Whitney Mitchell, Indiana Daily Student, November 3, 2006
Vidhya Ranganathan, a member of the Bloomington chapter of the Association for India’s Development, stands in protest of Dow Chemicals outside the IU Auditorium during the Life Sciences Career Fair Thursday. Photo: Sarah Markley • IDS
Students from the Association for India’s Development, donning poster board signs depicting graphic images of chemical explosions and dead babies, spent four hours handing out fliers and protesting outside the Life Sciences Career Fair Thursday against Dow Corning Silicones, a company recruiting at the fair.
“Dow Chemicals is responsible for the most heinous crimes against Indian people by a corporation,” said Ph.D. student Yogesh Simmhan, former president of the Bloomington chapter of the Association for India’s Development. “They have complete disregard for human health and a history of complete negligence.”
A 1984 accident at the Union Carbide chemical plant, now owned by Dow Chemical, in Bhopal, India, released toxic gases into the air killing thousands of people, graduate student and Association for India’s Development activist Harini Gopalakrishnan said. More than 150,000 people have suffered extensive mental and physical disabilities as a result of the accident.
In 1984, 3,000 people in Bohpal suffered immediate death after a chemical leak occurred at the Union Carbide factory, which has since been purchased by Dow Chemical. More than 50,000 people are said to have permanent disabilities as a result of the accident, according to a 2004 article on the BBC’s Web site.
In a negligence case in the 1990s, Dow Chemical settled for $3.2 billion in a class action lawsuit filed by women who claimed the silicone breast implants they had were made by Dow Chemical and caused multiple health problems, Gopalakrishnan said.
“You still have children today being born with physical anomalies and people that are still breathing toxic air drinking toxic water because Dow will not clean up the site (in India),” she said. “We are protesting to try to inform students. We want them to see the darker side of the company. We want the University to set a standard for the kind of companies they bring on campus.”

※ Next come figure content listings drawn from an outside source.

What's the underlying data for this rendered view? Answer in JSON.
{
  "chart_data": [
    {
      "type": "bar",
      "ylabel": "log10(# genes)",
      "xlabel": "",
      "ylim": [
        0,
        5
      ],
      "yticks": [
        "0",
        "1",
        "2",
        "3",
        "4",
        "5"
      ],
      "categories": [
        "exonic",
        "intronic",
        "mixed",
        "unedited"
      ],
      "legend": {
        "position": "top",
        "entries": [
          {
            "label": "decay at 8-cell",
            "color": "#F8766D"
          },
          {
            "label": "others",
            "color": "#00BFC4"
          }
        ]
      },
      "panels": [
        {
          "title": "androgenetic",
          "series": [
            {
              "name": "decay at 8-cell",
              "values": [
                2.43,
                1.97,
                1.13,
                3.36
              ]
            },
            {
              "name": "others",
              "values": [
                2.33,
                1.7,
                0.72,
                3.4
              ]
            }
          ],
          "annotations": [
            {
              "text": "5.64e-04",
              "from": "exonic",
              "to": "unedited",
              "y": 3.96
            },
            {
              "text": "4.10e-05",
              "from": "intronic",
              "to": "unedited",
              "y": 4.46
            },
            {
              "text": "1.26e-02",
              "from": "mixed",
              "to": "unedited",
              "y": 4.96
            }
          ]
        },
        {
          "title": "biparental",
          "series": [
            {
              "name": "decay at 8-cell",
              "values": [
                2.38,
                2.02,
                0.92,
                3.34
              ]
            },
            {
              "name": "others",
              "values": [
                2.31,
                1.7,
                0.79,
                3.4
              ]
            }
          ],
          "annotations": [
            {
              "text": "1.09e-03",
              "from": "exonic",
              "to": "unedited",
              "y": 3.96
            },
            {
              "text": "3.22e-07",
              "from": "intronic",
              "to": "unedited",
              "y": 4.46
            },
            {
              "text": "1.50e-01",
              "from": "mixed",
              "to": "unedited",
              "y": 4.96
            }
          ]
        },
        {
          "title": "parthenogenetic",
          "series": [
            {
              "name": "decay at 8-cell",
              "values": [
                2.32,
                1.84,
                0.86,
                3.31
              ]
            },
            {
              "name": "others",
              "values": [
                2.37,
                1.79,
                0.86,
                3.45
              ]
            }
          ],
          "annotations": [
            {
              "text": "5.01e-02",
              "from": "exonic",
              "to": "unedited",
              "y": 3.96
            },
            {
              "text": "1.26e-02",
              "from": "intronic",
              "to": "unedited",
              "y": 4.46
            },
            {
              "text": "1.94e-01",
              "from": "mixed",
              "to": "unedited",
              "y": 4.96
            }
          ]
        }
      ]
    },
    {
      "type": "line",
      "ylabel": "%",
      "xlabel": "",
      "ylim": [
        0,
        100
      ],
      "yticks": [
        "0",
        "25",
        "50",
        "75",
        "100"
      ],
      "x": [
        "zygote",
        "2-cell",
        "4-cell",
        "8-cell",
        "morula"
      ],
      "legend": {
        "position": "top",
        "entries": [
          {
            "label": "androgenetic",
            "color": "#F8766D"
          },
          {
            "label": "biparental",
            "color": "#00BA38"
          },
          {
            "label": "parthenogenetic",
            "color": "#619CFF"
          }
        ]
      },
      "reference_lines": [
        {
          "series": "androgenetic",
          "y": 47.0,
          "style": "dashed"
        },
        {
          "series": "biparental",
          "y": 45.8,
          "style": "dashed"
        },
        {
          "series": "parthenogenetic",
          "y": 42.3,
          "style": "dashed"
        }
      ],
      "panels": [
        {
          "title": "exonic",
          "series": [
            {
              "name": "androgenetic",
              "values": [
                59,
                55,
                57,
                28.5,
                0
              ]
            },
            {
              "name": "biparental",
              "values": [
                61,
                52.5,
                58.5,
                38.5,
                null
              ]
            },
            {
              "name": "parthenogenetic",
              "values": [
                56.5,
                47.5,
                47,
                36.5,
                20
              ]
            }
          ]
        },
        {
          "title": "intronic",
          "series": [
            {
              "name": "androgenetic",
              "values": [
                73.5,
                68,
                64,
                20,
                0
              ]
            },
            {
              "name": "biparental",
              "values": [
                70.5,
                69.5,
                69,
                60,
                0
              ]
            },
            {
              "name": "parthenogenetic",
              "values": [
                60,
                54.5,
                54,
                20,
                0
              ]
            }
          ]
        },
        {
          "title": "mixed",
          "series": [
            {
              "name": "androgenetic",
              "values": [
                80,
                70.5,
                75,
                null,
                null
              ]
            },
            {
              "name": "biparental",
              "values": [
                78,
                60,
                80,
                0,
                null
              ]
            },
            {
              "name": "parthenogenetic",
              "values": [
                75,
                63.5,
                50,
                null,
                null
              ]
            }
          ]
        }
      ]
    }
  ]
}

Dow Corning Silicones is not directly affiliated with Dow Chemical but holds 50 percent of its stock, Dow Corning representative K. Shawn McClarnon said. “We are very independent, we aren’t a division and we don’t report to Dow Chemical,” he said. “Dow Corning doesn’t have any more influence on Dow Chemical than another company would, and they are protesting the wrong company.”
AID students disagreed with this statement.
“The problem is, Dow Corning says they aren’t affiliated with Dow, but they hold 50 percent of their stock,” Simmhan said. “If something happened to Dow their company would be half of what it is today, so it is not accurate for Dow Corning to say they aren’t associated with them.”
Association for India’s Development activists distributed fliers about Dow Chemical to students to inform them of the Bhapal chemical disaster and Dow’s company history. They also asked students to sign a pledge vowing not to work for Dow until the company took responsibility for the Bhopal accident. Throughout the course of the day the group recorded more than 90 signatures.
“At first I didn’t think I’d sign it because Dow is a huge company and you never know who you’ll end up working for, but then I thought about it, and I don’t want to work for a company with these sort of ethical problems,” graduate student and attendee of the fair Michelle Wynn said.
McClarnon said he didn’t think the protest would affect Dow Corning’s success at the career fair.
“The story they’re telling people is really inaccurate,” McClarnon said. “We have had a good track record recruiting at Indiana and are going to continue. What happened in India 20 years ago is a tragedy, and we are probably just as sorry about it as those people out there protesting.”